Functional Random Forest (FRF) Manual

The Functional Random Forest presented in Subtyping cognitive profiles in Autism Spectrum Disorder using a random forest algorithm, E. Feczko Ph.D. et al.

This manual documents how to use the RFAnalysis package written by Eric Feczko. The manual is split into two main sections. The first section covers how to analyze cross-sectional data with the Random forest subgroup detection (RFSD) tool. The second covers how to analyze longitudinal trajectories with the Function Random Forest (FRF) tool. A brief introduction will walk the user through installing the software.

Installation

Getting the package

The FRF code can be found on the github repository.
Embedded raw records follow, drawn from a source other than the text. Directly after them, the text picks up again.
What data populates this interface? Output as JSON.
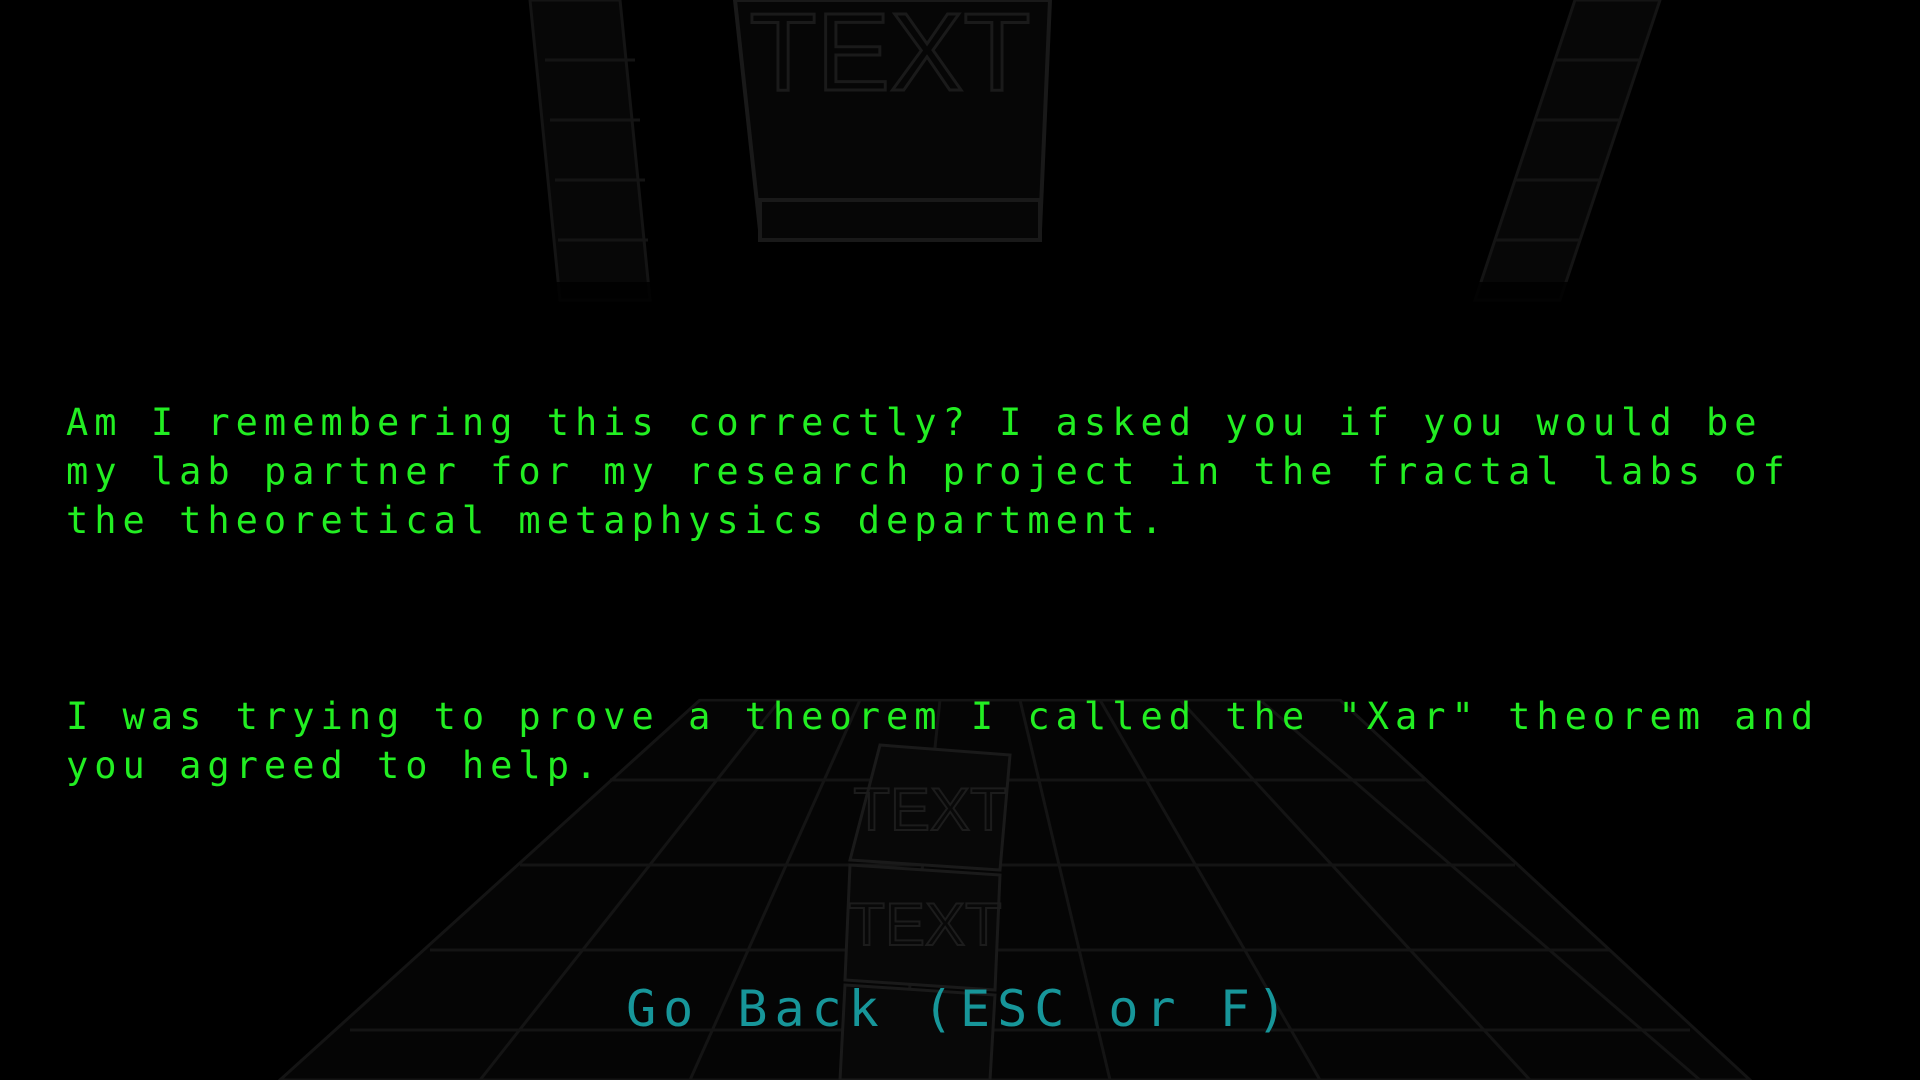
{
  "dialog": {
    "paragraphs": [
      "Am I remembering this correctly? I asked you if you would be my lab partner for my research project in the fractal labs of the theoretical metaphysics department.",
      "I was trying to prove a theorem I called the \"Xar\" theorem and you agreed to help."
    ]
  },
  "navigation": {
    "go_back_label": "Go Back (ESC or F)"
  },
  "background": {
    "cube_labels": [
      "TEXT",
      "TEXT",
      "TEXT"
    ]
  },
  "colors": {
    "dialog_text": "#22ee22",
    "go_back_text": "#17969a",
    "background": "#000000"
  }
}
This repository is intended for public release as a stable build. For the developmental builds please contact Eric Feczko (feczko@ohsu.edu) or the Fair Lab. The repository itself can be installed at any location through use of git:

https://github.com/DCAN-Labs/functional-random-forest.git /destination/path/for/FRF

Dependencies

There are two versions of the FRF, the source version and the compiled version. The source FRF has two external dependencies:

MATLAB version 2016 or higher
MATLAB Machine learning and statistical toolbox
MATLAB Parallell Computing Toolbox [OPTIONAL]

The compiled FRF has one external dependency:

The MATLAB compiler engine which should be provided by the Fair Lab.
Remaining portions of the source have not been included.